Die so alt nie waren, wie sie aussahen – regiert von betonierten Greisen. In Ost wie West.
Und kaum war der ganze Klumpatsch zusammengesackt wie ein Luftballon, dem die Luft entweicht, kamen auf einmal die alten Gespenster zum Vorschein – der Nationalismus, die entfesselte Gier der vom Geld Besessenen, die Lust auf neue Kriege und uralte Klischees.
Deswegen gibt es in der Ausstellung auch keine Erlösung. Man sieht kurz vorm Ende die Bereitschaftspolizisten stehen, an Stelle ihrer Gesichter kleine Monitore, in denen sich die Ereignisse des Jahres 1989 zeigen. Und danach? Endpunkt der Geschichte? – Wer sich vom Wiener Kongress, der verordneten Biedermeierzeit, der Demagogenverfolgung und der verkorksten 1948er Revolution, die mit einer neuen Restaurierungsphase und hohen Zuchthausstrafen für die letztlich friedlichen deutschen Revolutionäre endete, durchgekämpft hat durch Kaiserreich, Weimarer Republik, Nationalsozialismus und DDR-Zeit, der steht mal wieder vor einer weit aufgerissenen Tür. Die Gewissheiten der Ideologien haben sich in lauter Fragezeichen aufgelöst. Geschichte ist wieder so sinn- und ziellos, wie sie immer war.
Der 430 Seiten dicke und entsprechend schwere Katalog zeigt jetzt zum Nachblättern, was die Ausstellung schon zu artikulieren versuchte. Die Kapitel sind natürlich Provisorien. Wie jede Geschichtserklärung ein Provisorium ist. Denn: Wo beginnt eigentlich die Moderne? 1918 mit der Novemberrevolution und dem Ausrufen der Republik? Oder schon 1871, mit der Gründung des Bismarckschen Reiches und den Kriegs-Zahlungen aus Frankreich, die die deutsche Industrialisierung befeuerten?

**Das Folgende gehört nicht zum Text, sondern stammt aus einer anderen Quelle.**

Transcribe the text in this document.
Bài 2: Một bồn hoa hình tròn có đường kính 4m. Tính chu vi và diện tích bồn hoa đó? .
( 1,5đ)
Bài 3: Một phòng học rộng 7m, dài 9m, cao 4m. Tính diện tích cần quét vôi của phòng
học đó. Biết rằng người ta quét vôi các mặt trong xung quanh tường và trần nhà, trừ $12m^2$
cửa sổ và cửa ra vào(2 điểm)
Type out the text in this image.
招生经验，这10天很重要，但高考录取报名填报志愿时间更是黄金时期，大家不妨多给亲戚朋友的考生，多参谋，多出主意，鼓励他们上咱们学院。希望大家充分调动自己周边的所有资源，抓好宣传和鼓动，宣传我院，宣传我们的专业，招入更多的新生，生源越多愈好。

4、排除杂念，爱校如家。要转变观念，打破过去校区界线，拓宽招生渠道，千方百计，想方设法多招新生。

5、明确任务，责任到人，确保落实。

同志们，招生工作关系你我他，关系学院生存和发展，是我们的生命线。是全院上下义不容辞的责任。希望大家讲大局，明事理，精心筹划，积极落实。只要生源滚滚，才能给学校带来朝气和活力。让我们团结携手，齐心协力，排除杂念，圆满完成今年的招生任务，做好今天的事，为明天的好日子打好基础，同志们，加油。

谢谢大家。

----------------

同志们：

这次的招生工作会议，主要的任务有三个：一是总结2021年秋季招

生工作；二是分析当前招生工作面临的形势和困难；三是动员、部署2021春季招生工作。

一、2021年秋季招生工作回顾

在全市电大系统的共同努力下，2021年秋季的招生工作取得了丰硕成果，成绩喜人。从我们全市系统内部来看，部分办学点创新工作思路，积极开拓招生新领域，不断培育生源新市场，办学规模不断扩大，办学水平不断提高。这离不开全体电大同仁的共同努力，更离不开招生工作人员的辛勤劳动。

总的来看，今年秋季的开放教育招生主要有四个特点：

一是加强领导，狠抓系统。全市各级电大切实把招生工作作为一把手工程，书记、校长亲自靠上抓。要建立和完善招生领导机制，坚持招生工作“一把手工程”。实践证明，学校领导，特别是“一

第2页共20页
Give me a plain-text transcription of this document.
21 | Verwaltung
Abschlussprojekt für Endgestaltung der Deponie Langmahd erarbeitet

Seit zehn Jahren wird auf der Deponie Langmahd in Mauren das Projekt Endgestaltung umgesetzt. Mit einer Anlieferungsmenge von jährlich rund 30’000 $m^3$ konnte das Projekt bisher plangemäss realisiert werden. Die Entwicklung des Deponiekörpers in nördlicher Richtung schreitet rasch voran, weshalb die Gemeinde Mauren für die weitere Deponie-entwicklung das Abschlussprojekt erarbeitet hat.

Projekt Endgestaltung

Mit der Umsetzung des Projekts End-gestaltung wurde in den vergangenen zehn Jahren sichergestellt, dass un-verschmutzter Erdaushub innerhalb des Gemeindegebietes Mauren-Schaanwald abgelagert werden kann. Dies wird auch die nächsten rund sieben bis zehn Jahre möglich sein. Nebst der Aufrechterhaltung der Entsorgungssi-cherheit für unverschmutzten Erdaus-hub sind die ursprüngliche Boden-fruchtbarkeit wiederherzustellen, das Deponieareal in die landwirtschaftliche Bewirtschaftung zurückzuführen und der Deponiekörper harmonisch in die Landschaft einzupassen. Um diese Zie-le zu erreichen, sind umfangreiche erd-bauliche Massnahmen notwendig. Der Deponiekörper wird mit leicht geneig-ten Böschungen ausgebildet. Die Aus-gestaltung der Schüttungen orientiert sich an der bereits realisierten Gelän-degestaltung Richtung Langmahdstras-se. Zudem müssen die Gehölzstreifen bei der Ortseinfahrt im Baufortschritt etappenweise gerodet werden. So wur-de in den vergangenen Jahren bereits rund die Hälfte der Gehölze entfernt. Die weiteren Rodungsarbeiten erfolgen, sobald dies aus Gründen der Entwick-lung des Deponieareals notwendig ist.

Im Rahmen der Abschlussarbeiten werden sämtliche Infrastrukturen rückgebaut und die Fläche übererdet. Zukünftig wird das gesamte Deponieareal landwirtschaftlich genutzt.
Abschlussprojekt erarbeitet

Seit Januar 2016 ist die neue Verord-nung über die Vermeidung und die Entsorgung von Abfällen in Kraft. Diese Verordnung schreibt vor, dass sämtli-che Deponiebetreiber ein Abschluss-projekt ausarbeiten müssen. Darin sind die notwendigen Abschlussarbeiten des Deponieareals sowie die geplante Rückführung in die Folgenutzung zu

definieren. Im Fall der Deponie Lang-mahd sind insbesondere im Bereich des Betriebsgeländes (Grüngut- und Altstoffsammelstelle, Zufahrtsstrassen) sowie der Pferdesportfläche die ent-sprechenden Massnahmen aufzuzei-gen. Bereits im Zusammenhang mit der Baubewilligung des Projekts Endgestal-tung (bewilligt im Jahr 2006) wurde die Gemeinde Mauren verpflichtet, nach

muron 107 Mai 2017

Oder schon früher? – Vielleicht sogar 1830 schon, als Leipzig erstmals einen gewählten Stadtrat bekam und die Pläne für die erste deutsche Ferneisenbahn zwischen Leipzig und Dresden konkret wurden? – Wer durch die Ausstellung geht, merkt, dass da etwas passiert sein muss. Das “Biedermeier” war ja selbst für die Zeitgenossen schon der Versuch, eine “gute alte Zeit” zurückzubeschwören. Eine Flucht aus einem sich immer mehr beschleunigenden Zustand der Welt. Den die Leipziger natürlich als erste und am heftigsten erlebten. Deswegen war die Stadt im 19. Jahrhundert für all die Leute so spannend, die diese Beschleunigung gut fanden – und selbst gern noch beschleunigen wollten. Und dabei auch immer wieder mit jenen zusammenrasselten, die mit aller Macht beim alten Stiefel bleiben wollten.
Man spürt diese Ungleichzeitigkeit der Entwicklung in der Ausstellung. Im Katalog wird sie bildlich fassbar. Denn ab 1850 sieht man den Bruch in den Bilderwelten. Aus der bis dahin dominierenden geradezu idyllischen Stadtbetrachtung (man betrachte nur die beschaulichen Grafiken von Georg Emanuel Opiz auf den Seiten 28/29), als selbst die neu entstehenden Fabriken eher als romantisch schmauchende Einsprengsel in hübscher Landschaft dargestellt wurden, wandelte sich das Bild der Stadt immer mehr zu dem einer technisierten, von Aufbau und Abriss geprägten Welt. Mit der Fotografie verändert sich die Bildsprache zusätzlich.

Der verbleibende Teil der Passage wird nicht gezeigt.